I have sent an email to the City Manager, Mr. Coby, requesting that all future sidewalk projects notify impacted neighborhood associations to allow them time to give any input and concerns. It would also be a good idea to have neighborhood meetings to discuss these projects before they get underway.

Many in Cordova Park feel that the sidewalks will help ensure the safety of the children who walk up and down Tronjo.


Pensacola tennis great Larry Caton passes

Last Wednesday, one of Pensacola's finest-ever tennis players, Mr. Larry Caton, passed. Larry played for Tulane University in the late 1950s and won an NCAA national championship there.

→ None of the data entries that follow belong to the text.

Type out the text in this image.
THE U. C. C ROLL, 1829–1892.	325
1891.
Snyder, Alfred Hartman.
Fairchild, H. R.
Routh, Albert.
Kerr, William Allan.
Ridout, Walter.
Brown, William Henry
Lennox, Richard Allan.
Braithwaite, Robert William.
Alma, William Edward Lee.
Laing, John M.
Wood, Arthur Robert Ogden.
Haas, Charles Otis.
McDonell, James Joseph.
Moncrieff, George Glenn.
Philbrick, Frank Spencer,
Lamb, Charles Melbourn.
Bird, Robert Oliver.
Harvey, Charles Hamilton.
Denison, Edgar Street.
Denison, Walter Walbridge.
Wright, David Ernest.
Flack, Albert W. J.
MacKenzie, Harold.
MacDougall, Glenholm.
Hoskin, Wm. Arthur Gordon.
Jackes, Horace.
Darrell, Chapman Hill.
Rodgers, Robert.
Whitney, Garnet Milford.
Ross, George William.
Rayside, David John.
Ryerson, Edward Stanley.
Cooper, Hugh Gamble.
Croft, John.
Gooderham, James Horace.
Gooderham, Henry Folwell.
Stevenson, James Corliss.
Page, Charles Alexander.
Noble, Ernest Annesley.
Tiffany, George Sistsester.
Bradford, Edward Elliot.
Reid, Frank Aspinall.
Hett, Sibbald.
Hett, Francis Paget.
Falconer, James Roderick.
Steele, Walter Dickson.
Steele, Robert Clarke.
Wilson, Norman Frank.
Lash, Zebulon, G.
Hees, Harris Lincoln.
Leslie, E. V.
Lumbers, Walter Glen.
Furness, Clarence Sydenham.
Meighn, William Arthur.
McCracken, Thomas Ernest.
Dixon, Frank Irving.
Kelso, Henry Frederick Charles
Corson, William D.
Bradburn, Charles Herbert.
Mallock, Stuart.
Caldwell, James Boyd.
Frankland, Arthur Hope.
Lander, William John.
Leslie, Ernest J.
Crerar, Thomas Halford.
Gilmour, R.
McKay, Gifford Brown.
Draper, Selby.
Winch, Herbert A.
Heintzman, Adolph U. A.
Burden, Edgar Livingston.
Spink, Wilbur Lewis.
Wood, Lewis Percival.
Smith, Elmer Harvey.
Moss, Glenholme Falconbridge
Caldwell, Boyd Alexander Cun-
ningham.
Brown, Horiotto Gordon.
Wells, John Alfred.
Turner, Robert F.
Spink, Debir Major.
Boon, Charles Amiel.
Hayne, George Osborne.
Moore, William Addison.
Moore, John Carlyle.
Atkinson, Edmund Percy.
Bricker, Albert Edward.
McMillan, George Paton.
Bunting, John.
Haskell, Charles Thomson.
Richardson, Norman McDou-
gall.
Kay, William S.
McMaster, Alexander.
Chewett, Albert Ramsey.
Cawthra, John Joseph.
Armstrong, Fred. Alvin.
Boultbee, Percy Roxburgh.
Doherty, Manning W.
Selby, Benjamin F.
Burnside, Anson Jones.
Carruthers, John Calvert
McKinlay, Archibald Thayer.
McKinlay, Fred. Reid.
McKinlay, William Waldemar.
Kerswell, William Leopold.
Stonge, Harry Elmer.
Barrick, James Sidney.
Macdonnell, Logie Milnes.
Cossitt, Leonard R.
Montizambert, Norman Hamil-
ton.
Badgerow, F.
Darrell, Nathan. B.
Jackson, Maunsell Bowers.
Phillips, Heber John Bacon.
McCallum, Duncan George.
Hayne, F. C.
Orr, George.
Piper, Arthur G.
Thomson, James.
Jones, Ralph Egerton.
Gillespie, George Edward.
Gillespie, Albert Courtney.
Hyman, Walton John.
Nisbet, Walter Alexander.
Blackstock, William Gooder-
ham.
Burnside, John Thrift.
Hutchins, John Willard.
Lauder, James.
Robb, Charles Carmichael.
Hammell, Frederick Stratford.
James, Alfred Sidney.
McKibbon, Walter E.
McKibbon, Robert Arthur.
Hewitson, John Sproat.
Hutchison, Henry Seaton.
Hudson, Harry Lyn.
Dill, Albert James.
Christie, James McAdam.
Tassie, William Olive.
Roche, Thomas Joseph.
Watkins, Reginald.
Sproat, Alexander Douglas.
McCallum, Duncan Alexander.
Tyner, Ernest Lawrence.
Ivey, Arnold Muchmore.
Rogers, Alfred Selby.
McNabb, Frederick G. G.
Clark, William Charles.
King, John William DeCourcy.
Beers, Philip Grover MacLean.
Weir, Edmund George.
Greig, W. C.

He spent most of his tennis life at Bayview Park's tennis facilities, and was a fixture there, offering free lessons always with a smile.

This past Saturday, I attended a memorial service for Larry. The service was attended by over 200 people. Many who attended shared stories, laughs, and tears for one of Pensacola's tennis pioneers.

The City of Pensacola is in discussions about the proper way for Larry to be recognized. One of the things that is being discussed is naming a court after him at either Bayview or Roger Scott.

Memorial contributions may be made to the Pensacola Junior Tennis Association, 4601 Piedmont Rd, Pensacola, FL 32503.


City pension issues

I have received many calls after I was quoted in Sunday's News Journal concerning pensions.

I am looking into and considering ways that the City can adjust its pension plans to remain sustainable and viable for years to come. As I suggested in the PNJ, I will be exploring the possibility of transitioning to a 401K system for new hires. Other considerations are changing the amortization schedule, so that pension benefits are paid out over a longer term, or changing the actuarial assumption rate, or the percentage of benefits that the City assumes the market will pay.

I welcome all ideas and input. Please pass them on to me by email at

It is rumored that Council will have a special workshop on pensions some time in April. I would encourage all to attend and voice your opinions on the issue.


Robert Payne leaving

After 23 years of service, Assistant City Manager Robert Payne is leaving his job with the City.

I heard a rumor over the weekend, and it was confirmed today. Mr. Payne's last today is Friday.

We wish Mr. Payne a very happy retirement and do appreciate his years of service to our City.